Traduction automatique en français de l’article italien :
Voir un bref commentaire du blogueur en fin de texte.
Année 1991, Leningrad. Cabinet personnel de l'adjoint au maire de la ville. Un correspondant d'une chaîne de télévision municipale interviewe un jeune responsable de l'équipe d'Anatolj Sobchak. Un homme au visage enfantin vêtu d'une chemise blanche apparaît à l'écran. Derrière lui, vous pouvez voir les stores, une télévision, une lampe de table, un téléphone, des dossiers ouverts avec des documents. Environnement de bureau soviétique typique. Mais il manque quelque chose. La voix off du journaliste rapporte qu'hier il a vu un buste de Lénine dans ce bureau, mais aujourd'hui il a disparu. Ce qui s'est passé?

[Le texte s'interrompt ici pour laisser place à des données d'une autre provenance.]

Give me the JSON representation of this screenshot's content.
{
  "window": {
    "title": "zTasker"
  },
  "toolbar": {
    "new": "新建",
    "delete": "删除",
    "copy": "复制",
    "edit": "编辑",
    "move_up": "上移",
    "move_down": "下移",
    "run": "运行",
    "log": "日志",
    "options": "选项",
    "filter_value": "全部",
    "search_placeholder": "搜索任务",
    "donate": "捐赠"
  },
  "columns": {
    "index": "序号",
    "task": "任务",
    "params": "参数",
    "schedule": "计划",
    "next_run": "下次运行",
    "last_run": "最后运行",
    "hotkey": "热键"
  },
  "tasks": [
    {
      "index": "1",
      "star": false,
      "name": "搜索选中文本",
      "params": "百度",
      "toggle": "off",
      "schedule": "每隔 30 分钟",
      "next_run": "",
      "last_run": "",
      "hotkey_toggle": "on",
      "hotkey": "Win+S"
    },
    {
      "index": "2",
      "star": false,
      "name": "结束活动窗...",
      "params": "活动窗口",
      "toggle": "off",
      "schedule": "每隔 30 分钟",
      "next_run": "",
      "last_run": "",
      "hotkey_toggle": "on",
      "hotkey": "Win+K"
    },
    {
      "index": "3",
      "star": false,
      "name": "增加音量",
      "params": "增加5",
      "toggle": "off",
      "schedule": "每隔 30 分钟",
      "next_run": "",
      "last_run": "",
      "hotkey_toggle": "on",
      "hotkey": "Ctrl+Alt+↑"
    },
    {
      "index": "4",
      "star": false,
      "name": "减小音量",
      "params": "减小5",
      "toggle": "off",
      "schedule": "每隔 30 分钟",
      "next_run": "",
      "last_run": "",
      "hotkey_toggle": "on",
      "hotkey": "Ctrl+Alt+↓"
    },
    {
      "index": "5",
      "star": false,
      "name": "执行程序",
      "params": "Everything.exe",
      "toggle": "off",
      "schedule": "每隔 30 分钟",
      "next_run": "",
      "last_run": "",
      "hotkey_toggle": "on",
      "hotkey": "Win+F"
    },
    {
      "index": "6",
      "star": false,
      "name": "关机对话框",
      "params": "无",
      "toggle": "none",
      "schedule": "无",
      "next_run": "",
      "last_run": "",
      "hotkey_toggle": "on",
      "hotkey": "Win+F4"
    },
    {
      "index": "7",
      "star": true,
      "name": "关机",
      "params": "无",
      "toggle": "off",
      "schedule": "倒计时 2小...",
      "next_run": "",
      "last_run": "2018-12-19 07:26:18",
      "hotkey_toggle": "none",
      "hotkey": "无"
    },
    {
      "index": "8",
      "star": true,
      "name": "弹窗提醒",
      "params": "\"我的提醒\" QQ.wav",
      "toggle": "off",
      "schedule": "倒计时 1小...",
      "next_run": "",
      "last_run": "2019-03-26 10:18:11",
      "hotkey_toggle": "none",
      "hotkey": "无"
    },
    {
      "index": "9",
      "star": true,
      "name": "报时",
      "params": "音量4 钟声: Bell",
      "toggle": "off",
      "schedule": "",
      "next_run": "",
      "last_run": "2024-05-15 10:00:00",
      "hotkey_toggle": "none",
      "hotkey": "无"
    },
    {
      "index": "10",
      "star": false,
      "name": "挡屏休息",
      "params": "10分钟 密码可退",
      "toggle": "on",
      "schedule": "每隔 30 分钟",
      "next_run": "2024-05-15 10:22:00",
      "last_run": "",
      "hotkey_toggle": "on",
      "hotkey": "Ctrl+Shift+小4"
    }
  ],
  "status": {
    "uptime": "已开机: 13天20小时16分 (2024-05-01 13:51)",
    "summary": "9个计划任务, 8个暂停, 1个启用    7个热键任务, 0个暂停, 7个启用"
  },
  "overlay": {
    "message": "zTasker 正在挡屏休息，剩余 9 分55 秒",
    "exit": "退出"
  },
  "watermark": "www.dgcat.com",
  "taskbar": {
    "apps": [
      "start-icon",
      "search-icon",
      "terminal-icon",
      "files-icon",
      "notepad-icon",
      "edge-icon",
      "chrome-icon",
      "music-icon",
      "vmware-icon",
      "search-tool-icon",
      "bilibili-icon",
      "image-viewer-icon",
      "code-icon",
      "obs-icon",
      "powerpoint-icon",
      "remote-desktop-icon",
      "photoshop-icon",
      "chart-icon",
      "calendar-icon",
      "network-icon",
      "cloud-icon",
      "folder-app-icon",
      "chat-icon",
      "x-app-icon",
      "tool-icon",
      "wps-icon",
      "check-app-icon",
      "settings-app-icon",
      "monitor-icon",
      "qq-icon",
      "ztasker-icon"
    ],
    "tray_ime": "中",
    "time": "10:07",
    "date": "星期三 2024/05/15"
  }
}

« Difficile de dire ce qui s'est passé. Parce qu'il a dû être emporté par un de mes assistants », répond le fonctionnaire. — Si vous êtes intéressé par mon opinion sur cet homme, sur la doctrine qu'il représentait, alors je dirais [...] que tout n'était qu'un beau conte de fées nuisible. Nuisible, car sa mise en œuvre, ou la tentative de sa mise en œuvre, dans notre pays a causé d'énormes dégâts. À cet égard, je voudrais parler de la tragédie que nous vivons aujourd'hui. À savoir, la tragédie de l'effondrement de notre État. Cela ne peut être appelé autre chose que tragédie. Je pense que ce sont les auteurs d'Octobre 1917 qui ont posé une bombe à retardement sous la construction d'un État unitaire, qui s'appelait la Russie. Qu'ont-ils fait? Ils ont divisé notre patrie en fiefs séparés, qui auparavant n'apparaissaient pas du tout sur la carte, ils ont doté ces fiefs de gouvernements et de parlements, et maintenant nous avons ce que nous avons […] C'est en grande partie la faute de ces gens, s'ils voulaient à ou pas ».

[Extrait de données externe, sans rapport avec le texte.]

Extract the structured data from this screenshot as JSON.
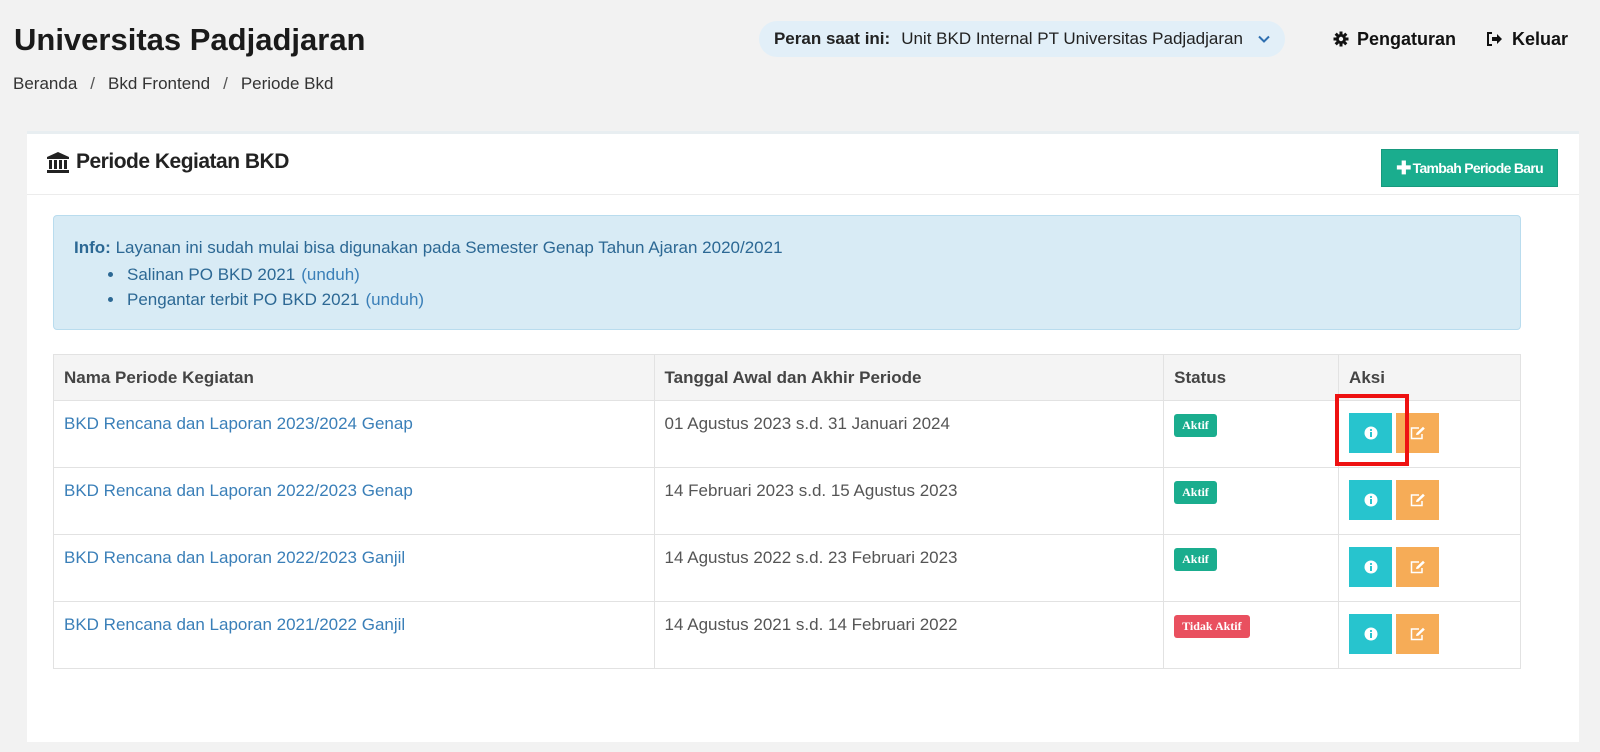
{
  "header": {
    "app_title": "Universitas Padjadjaran",
    "role_label": "Peran saat ini:",
    "role_value": "Unit BKD Internal PT Universitas Padjadjaran",
    "settings_label": "Pengaturan",
    "logout_label": "Keluar"
  },
  "breadcrumb": {
    "items": [
      "Beranda",
      "Bkd Frontend",
      "Periode Bkd"
    ],
    "separator": "/"
  },
  "panel": {
    "title": "Periode Kegiatan BKD",
    "add_button_label": "Tambah Periode Baru"
  },
  "info": {
    "prefix": "Info:",
    "text": "Layanan ini sudah mulai bisa digunakan pada Semester Genap Tahun Ajaran 2020/2021",
    "items": [
      {
        "text": "Salinan PO BKD 2021",
        "link": "(unduh)"
      },
      {
        "text": "Pengantar terbit PO BKD 2021",
        "link": "(unduh)"
      }
    ]
  },
  "table": {
    "headers": [
      "Nama Periode Kegiatan",
      "Tanggal Awal dan Akhir Periode",
      "Status",
      "Aksi"
    ],
    "rows": [
      {
        "name": "BKD Rencana dan Laporan 2023/2024 Genap",
        "period": "01 Agustus 2023 s.d. 31 Januari 2024",
        "status": "Aktif"
      },
      {
        "name": "BKD Rencana dan Laporan 2022/2023 Genap",
        "period": "14 Februari 2023 s.d. 15 Agustus 2023",
        "status": "Aktif"
      },
      {
        "name": "BKD Rencana dan Laporan 2022/2023 Ganjil",
        "period": "14 Agustus 2022 s.d. 23 Februari 2023",
        "status": "Aktif"
      },
      {
        "name": "BKD Rencana dan Laporan 2021/2022 Ganjil",
        "period": "14 Agustus 2021 s.d. 14 Februari 2022",
        "status": "Tidak Aktif"
      }
    ]
  },
  "colors": {
    "accent_green": "#1aad8e",
    "info_button": "#27c4ce",
    "edit_button": "#f6ac57",
    "inactive_badge": "#e9505f",
    "highlight_box": "#ee1111"
  },
  "icons": {
    "settings": "gear-icon",
    "logout": "sign-out-icon",
    "panel": "institution-icon",
    "role_dropdown": "chevron-down-icon",
    "row_info": "info-circle-icon",
    "row_edit": "edit-icon"
  }
}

Le fonctionnaire du bureau du maire de Saint-Pétersbourg qui a attaqué l'héritage de la révolution et la personne de Lénine avec des critiques aussi dévastatrices était Vladimir Poutine, 39 ans. Plus tard, ayant déjà assumé la fonction de président de la Fédération de Russie, il répétera à plusieurs reprises dans ses interviews et ses discours l'idée que l'effondrement de l'Union soviétique était « la plus grande catastrophe géopolitique du XXe siècle », et que les coupables de cette catastrophe étaient des aventuriers révolutionnaires qui rêvaient de réaliser leurs projets utopiques à tout prix, ou plutôt au prix du démantèlement de l'État russe préexistant.

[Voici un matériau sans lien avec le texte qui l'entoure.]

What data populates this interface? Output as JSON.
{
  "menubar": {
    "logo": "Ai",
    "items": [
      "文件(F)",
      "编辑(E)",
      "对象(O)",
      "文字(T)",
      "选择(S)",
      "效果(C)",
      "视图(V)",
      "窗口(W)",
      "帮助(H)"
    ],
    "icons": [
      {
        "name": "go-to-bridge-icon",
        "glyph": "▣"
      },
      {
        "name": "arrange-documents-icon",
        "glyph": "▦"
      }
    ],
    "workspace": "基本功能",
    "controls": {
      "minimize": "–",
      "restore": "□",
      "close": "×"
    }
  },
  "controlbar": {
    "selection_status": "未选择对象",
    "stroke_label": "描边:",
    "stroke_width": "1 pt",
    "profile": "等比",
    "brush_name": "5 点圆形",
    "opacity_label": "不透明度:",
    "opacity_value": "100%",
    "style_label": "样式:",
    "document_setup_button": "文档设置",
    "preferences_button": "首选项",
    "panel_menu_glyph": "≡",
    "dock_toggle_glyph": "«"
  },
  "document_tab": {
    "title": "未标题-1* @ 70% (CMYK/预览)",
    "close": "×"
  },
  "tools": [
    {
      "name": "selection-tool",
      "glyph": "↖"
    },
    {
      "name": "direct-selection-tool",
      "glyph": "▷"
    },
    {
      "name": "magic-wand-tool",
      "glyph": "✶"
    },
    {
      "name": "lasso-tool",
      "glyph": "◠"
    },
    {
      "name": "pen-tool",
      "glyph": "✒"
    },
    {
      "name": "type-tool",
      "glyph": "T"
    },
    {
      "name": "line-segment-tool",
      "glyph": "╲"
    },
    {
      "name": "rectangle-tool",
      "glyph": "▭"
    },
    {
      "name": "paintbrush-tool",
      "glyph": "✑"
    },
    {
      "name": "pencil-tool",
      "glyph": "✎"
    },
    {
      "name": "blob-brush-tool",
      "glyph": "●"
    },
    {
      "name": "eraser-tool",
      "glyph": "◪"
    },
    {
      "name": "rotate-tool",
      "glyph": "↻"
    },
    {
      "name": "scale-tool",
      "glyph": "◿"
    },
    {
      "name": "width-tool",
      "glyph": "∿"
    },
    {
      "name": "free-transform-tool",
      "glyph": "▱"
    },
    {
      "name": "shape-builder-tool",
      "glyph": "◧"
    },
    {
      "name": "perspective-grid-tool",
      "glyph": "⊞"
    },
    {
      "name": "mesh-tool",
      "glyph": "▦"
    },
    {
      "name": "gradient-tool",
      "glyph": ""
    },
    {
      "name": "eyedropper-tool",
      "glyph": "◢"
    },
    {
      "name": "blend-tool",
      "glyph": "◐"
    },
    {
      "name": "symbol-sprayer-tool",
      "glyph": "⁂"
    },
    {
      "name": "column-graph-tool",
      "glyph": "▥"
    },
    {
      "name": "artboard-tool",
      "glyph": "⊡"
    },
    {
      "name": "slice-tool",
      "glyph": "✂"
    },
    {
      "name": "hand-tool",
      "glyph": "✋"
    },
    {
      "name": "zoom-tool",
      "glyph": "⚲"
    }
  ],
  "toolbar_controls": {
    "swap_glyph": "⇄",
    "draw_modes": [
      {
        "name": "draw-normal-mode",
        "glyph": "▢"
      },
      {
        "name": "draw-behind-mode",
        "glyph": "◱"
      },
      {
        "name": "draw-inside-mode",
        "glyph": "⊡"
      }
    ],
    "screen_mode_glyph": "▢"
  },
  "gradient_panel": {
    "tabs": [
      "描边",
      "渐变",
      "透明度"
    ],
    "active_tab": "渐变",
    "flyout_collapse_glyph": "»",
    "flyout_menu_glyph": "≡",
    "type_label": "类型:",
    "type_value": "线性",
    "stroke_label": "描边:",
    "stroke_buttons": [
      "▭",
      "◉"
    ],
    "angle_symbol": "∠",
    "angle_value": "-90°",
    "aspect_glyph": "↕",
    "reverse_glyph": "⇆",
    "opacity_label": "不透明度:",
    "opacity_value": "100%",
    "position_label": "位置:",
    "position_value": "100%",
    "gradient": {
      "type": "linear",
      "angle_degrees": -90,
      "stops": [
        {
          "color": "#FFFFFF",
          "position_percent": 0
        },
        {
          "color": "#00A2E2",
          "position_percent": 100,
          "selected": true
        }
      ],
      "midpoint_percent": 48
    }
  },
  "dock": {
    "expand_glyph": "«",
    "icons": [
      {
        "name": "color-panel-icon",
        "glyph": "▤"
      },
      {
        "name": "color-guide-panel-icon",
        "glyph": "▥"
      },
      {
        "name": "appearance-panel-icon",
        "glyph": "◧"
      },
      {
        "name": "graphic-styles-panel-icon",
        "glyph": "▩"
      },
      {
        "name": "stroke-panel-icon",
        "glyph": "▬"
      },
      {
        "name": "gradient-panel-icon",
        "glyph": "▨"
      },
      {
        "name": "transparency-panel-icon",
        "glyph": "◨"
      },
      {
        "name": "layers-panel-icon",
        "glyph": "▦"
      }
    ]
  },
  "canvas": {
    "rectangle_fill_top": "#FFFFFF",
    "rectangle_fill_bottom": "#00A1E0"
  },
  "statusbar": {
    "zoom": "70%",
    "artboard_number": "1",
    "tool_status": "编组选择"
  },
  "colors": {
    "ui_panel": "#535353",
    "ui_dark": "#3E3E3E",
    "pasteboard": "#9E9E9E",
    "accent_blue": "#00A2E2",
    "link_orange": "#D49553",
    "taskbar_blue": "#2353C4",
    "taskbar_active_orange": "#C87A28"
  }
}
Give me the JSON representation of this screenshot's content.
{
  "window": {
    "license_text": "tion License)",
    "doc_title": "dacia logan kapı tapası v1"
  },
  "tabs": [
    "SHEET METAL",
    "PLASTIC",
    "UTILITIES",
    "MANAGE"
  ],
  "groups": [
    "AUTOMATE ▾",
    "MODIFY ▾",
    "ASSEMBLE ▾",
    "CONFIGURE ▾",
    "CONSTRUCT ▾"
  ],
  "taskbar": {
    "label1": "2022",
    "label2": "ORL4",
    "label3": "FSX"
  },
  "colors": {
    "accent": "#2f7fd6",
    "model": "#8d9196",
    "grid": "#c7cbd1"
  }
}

Poutine a répété le même concept dans son discours d'ouverture du 21 février 2022, dans lequel les fondements idéologiques de l'invasion de l'Ukraine qui a commencé trois jours plus tard ont été proclamés.
« Donc, je commencerai par le fait que l'Ukraine moderne a été entièrement créée par la Russie, et plus précisément par la Russie bolchevique et communiste. Ce processus a commencé presque immédiatement après la révolution de 1917, et Lénine et sa bande l'ont mené très brutalement envers la Russie elle-même, arrachant et séparant une partie de ses territoires historiques du pays.
Pourquoi 1917 a-t-il été choisi comme point de départ de cette excursion historique ? Pourquoi pas le passé lointain ou, à l'inverse, certains événements plus proches du présent ? La révolution a été un tournant qui, selon Poutine, a déterminé les défis auxquels la Russie est actuellement confrontée. Et Poutine lui-même se sent en quelque sorte prédestiné à les affronter.
Mais que signifiait la révolution ? Poutine développe plus tard ce sujet. La révolution a brisé un ordre des choses inébranlable et millénaire : l'Empire russe « uni et indivisible ». Il a brusquement aboli les gains territoriaux séculaires de l'empire, donnant aux peuples conquis le droit à l'autodétermination. Voici son principal "péché".
«…Les idées de Lénine d'un système d'État confédéral et le slogan sur le droit des nations à l'autodétermination jusqu'à la sécession, étaient, en fait, la base de l'État soviétique, — dit Vladimir Poutine. — … De nombreuses questions se posent immédiatement ici. Et la première, voire la principale, est celle-ci : était-il vraiment nécessaire de satisfaire les ambitions nationalistes illimitées qui se répandaient à la périphérie de l'ancien empire ? […] et encore, donner même aux républiques le droit de faire sécession de l'État unitaire sans aucune condition ? »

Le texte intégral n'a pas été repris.